Word Counter computes its statistics with native JavaScript String methods and a small set of RegExp patterns. The character count uses text.length (which counts UTF-16 code units, not graphemes — see below for the emoji caveat). Characters-without-spaces strip whitespace using /\s/ before counting. Word counting lowercases the input, replaces non-word, non-apostrophe, non-hyphen characters with spaces, splits on /\s+/, and filters empty strings.
The whitespace-split approach is the standard newsroom and word-processor word count and matches Microsoft Word and Google Docs within a few percent. It works for any language that separates words with whitespace — English, French, German, Spanish, Russian, and so on — but it produces incorrect counts for Chinese, Japanese, Korean, and Thai, which write words contiguously without spaces. For accurate CJK word boundaries you would need Intl.Segmenter with the 'word' granularity, which is more expensive and currently not used here for performance reasons.
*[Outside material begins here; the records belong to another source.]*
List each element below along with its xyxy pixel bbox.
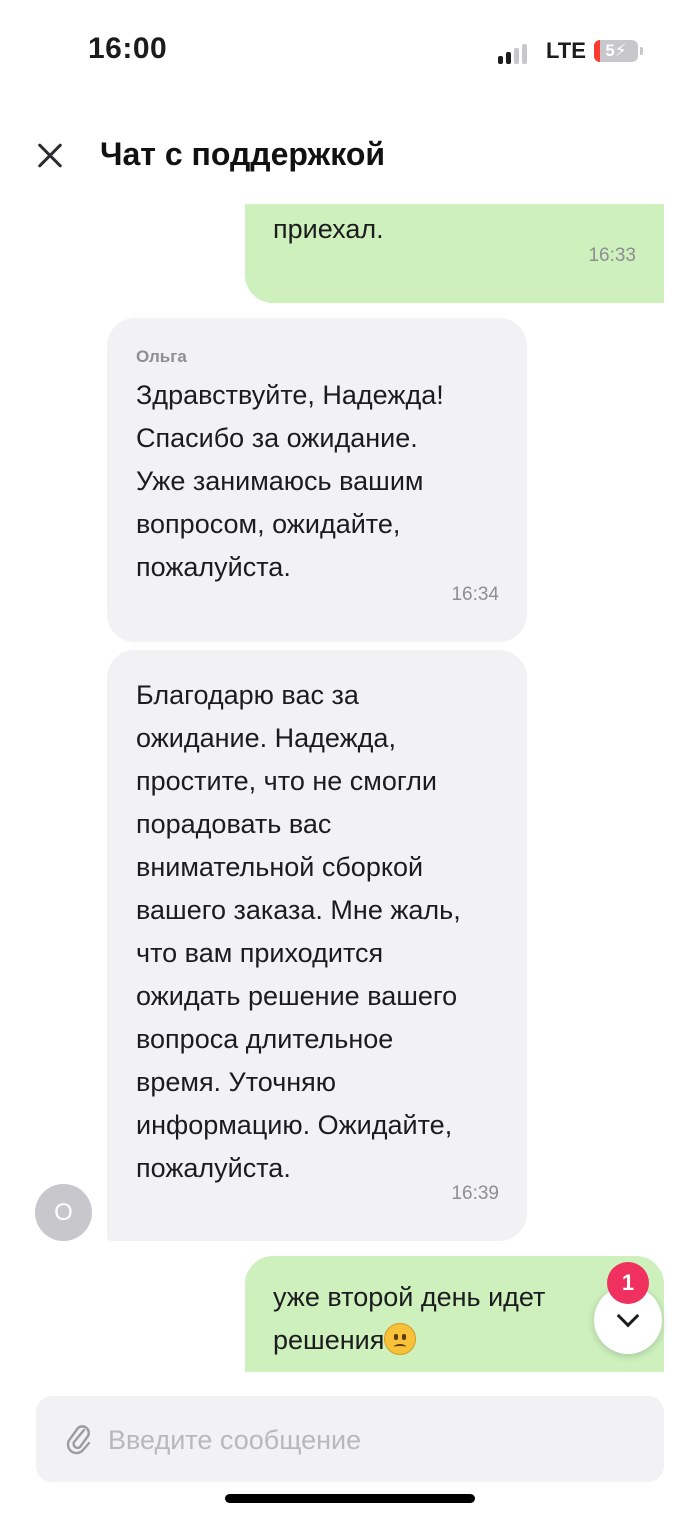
close-icon[interactable] [30, 136, 70, 176]
battery-icon: 5⚡ [594, 40, 638, 62]
status-time: 16:00 [88, 32, 168, 65]
message-time: 16:34 [451, 584, 499, 605]
message-time: 16:39 [451, 1183, 499, 1204]
frowning-face-emoji-icon [384, 1323, 417, 1355]
message-time: 16:33 [588, 245, 636, 266]
battery-tip [640, 47, 643, 55]
network-type: LTE [546, 38, 586, 63]
chat-message-list[interactable]: приехал. 16:33 Ольга Здравствуйте, Надеж… [0, 204, 700, 1372]
message-sender: Ольга [136, 347, 187, 366]
battery-level: 5 [605, 41, 615, 60]
message-text: приехал. [273, 214, 384, 244]
message-composer [36, 1396, 664, 1482]
message-text: Благодарю вас за ожидание. Надежда, прос… [136, 680, 461, 1183]
page-title: Чат с поддержкой [100, 136, 386, 172]
message-input[interactable] [106, 1414, 640, 1466]
message-text: Здравствуйте, Надежда! Спасибо за ожидан… [136, 380, 444, 582]
home-indicator [225, 1494, 475, 1503]
unread-count-badge: 1 [607, 1262, 649, 1304]
message-incoming[interactable]: Ольга Здравствуйте, Надежда! Спасибо за … [107, 318, 527, 642]
signal-icon [498, 42, 532, 64]
chevron-down-icon [616, 1304, 640, 1328]
message-outgoing[interactable]: приехал. 16:33 [245, 204, 664, 303]
avatar: О [35, 1184, 92, 1241]
paperclip-icon[interactable] [66, 1422, 92, 1456]
message-incoming[interactable]: Благодарю вас за ожидание. Надежда, прос… [107, 650, 527, 1241]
Sentence detection splits on /[.!?]+/ and filters empty fragments. This is fast but naive: 'Mr. Smith arrived at 3 p.m.' counts as four sentences because of the abbreviation periods. If your text has many abbreviations, the sentence count and the average words-per-sentence statistic will be skewed. Paragraph detection uses /\n\s*\n/ to split on blank lines, which matches the convention used by Markdown and most word processors.
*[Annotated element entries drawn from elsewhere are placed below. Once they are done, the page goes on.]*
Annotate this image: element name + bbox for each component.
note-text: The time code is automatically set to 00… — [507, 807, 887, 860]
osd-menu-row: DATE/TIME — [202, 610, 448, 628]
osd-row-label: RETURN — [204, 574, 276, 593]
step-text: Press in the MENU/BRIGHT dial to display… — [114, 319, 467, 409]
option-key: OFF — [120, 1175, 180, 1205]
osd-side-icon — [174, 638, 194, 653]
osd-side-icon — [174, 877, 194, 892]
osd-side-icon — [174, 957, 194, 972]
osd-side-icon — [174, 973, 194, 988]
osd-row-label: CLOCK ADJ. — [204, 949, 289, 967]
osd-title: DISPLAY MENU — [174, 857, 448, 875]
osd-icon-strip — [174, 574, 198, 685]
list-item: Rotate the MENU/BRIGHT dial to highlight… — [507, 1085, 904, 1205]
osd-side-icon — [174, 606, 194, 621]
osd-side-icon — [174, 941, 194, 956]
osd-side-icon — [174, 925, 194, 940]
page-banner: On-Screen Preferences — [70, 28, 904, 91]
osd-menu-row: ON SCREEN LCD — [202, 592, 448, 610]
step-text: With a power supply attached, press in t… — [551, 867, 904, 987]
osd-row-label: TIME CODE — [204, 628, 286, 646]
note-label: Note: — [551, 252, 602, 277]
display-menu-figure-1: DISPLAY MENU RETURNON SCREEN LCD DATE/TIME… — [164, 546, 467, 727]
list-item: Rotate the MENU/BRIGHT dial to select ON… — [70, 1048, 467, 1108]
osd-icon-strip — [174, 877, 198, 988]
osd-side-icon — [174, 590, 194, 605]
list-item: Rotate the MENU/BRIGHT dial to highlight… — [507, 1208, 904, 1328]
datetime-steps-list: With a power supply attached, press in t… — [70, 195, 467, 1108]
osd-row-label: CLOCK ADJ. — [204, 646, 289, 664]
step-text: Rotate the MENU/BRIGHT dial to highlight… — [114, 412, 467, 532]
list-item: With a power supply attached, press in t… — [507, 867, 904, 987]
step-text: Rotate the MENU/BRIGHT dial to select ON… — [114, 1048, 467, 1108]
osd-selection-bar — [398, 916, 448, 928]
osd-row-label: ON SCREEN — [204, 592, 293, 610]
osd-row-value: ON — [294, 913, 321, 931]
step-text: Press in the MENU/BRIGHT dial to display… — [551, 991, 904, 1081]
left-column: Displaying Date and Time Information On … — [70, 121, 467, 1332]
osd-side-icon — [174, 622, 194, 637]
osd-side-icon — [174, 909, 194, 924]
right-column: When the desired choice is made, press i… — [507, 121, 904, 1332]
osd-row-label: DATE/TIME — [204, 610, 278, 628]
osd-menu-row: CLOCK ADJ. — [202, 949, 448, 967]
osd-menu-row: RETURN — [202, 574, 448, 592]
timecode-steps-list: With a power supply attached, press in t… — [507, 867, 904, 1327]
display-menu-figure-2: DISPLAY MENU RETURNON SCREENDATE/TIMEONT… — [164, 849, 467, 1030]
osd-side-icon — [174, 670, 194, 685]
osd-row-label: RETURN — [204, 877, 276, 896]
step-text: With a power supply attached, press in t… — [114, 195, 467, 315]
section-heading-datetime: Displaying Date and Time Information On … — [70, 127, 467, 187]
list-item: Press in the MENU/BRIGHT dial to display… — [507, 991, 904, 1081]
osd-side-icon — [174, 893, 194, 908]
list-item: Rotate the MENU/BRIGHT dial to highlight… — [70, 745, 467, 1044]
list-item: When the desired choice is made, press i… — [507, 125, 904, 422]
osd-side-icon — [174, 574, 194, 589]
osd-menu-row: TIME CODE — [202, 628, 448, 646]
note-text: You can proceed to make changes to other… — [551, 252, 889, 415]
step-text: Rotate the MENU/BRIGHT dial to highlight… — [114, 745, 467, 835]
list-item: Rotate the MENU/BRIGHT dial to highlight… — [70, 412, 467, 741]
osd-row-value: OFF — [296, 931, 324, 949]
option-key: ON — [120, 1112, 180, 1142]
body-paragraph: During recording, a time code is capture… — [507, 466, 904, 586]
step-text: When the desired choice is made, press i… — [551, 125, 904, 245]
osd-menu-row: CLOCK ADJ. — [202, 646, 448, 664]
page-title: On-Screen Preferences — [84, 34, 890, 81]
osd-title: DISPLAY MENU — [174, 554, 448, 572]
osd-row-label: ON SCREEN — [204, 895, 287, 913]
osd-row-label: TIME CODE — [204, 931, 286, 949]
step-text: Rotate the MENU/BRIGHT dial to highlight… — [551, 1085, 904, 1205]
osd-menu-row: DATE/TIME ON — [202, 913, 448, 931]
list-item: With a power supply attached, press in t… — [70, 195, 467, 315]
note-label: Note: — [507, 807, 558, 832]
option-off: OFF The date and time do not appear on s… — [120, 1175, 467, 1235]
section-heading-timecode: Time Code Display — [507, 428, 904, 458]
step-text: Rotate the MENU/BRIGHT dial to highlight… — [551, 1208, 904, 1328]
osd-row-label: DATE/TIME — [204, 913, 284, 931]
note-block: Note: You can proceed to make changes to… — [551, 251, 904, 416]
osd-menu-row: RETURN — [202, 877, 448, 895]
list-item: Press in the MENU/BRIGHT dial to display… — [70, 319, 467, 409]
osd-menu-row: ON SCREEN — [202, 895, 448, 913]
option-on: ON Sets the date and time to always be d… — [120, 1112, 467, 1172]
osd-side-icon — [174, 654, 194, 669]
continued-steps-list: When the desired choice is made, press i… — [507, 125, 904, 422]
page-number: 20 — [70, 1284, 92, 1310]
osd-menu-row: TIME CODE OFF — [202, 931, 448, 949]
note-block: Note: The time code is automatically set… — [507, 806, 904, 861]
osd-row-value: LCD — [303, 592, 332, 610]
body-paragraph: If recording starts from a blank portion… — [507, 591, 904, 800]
Keyword density excludes a built-in stopword list (the most common articles, conjunctions, prepositions, and pronouns) and considers only words of three or more characters. Frequency is counted in a JavaScript Map keyed by the lowercased word. The top five keywords are selected by sorting the entries by count and slicing — O(n log n) over the unique-word count, which is fast even for tens of thousands of words.
Reading time uses 200 words per minute (the conservative end of the adult silent-reading range; the academic average is closer to 238 wpm but 200 leaves a buffer for unfamiliar material). Speaking time uses 130 wpm, which matches the typical conversational pace and is slightly slower than a presentation pace of 150 wpm. Both numbers round up so partial minutes show as the next whole minute.
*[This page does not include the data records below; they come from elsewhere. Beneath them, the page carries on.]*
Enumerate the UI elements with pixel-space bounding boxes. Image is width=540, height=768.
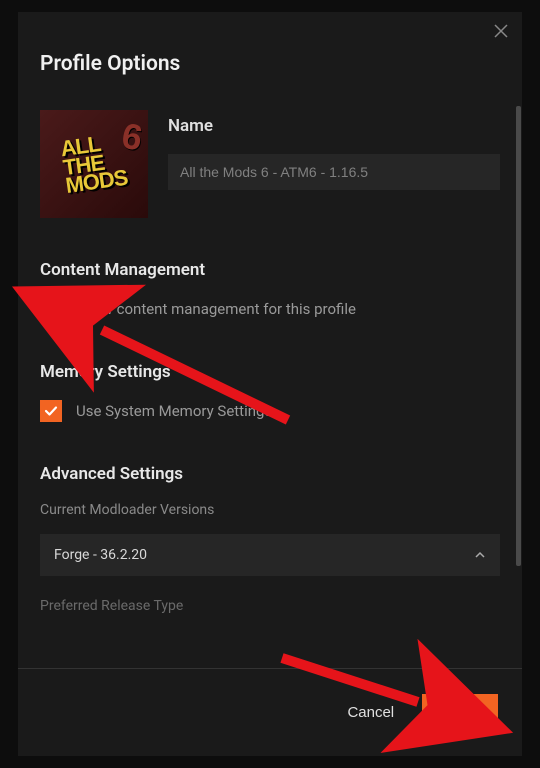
check-icon xyxy=(44,404,58,418)
use-system-memory-checkbox[interactable] xyxy=(40,400,62,422)
modal-footer: Cancel Done xyxy=(18,668,522,756)
name-column: Name xyxy=(168,110,500,218)
modloader-value: Forge - 36.2.20 xyxy=(54,547,147,563)
check-icon xyxy=(44,302,58,316)
section-memory-title: Memory Settings xyxy=(40,362,500,382)
profile-row: ALL THE MODS 6 Name xyxy=(40,110,500,218)
use-system-memory-label: Use System Memory Settings xyxy=(76,402,272,420)
profile-name-input[interactable] xyxy=(168,154,500,190)
done-button[interactable]: Done xyxy=(422,694,498,731)
chevron-up-icon xyxy=(474,546,486,565)
allow-content-management-label: Allow content management for this profil… xyxy=(76,300,356,318)
modal-title: Profile Options xyxy=(40,52,500,76)
section-content-management-title: Content Management xyxy=(40,260,500,280)
scroll-area: Profile Options ALL THE MODS 6 Name Cont… xyxy=(18,12,522,668)
release-type-label: Preferred Release Type xyxy=(40,598,500,614)
scrollbar[interactable] xyxy=(516,106,521,566)
allow-content-management-checkbox[interactable] xyxy=(40,298,62,320)
profile-options-modal: Profile Options ALL THE MODS 6 Name Cont… xyxy=(18,12,522,756)
section-advanced-title: Advanced Settings xyxy=(40,464,500,484)
modloader-dropdown[interactable]: Forge - 36.2.20 xyxy=(40,534,500,576)
allow-content-management-row: Allow content management for this profil… xyxy=(40,298,500,320)
name-label: Name xyxy=(168,116,500,136)
modloader-label: Current Modloader Versions xyxy=(40,502,500,518)
cancel-button[interactable]: Cancel xyxy=(341,696,400,729)
use-system-memory-row: Use System Memory Settings xyxy=(40,400,500,422)
profile-thumbnail: ALL THE MODS 6 xyxy=(40,110,148,218)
Lexical diversity is the ratio of unique words to total words, presented as a percentage. A short text trivially has high diversity (every word is likely unique); a long text with a low diversity score signals repetitive vocabulary. This is a rough version of the Type-Token Ratio used in linguistics and is most informative when comparing two texts of similar length rather than as an absolute measure.
All statistics recompute via a useMemo hook on every text change, so the panel updates as you type. Each pass is O(n) over the input, which means even multi-thousand-word essays stay interactive. Settings, including the live tab, persist via localStorage. No fetch call is made and no analytics on the input is sent — the page operates entirely client-side.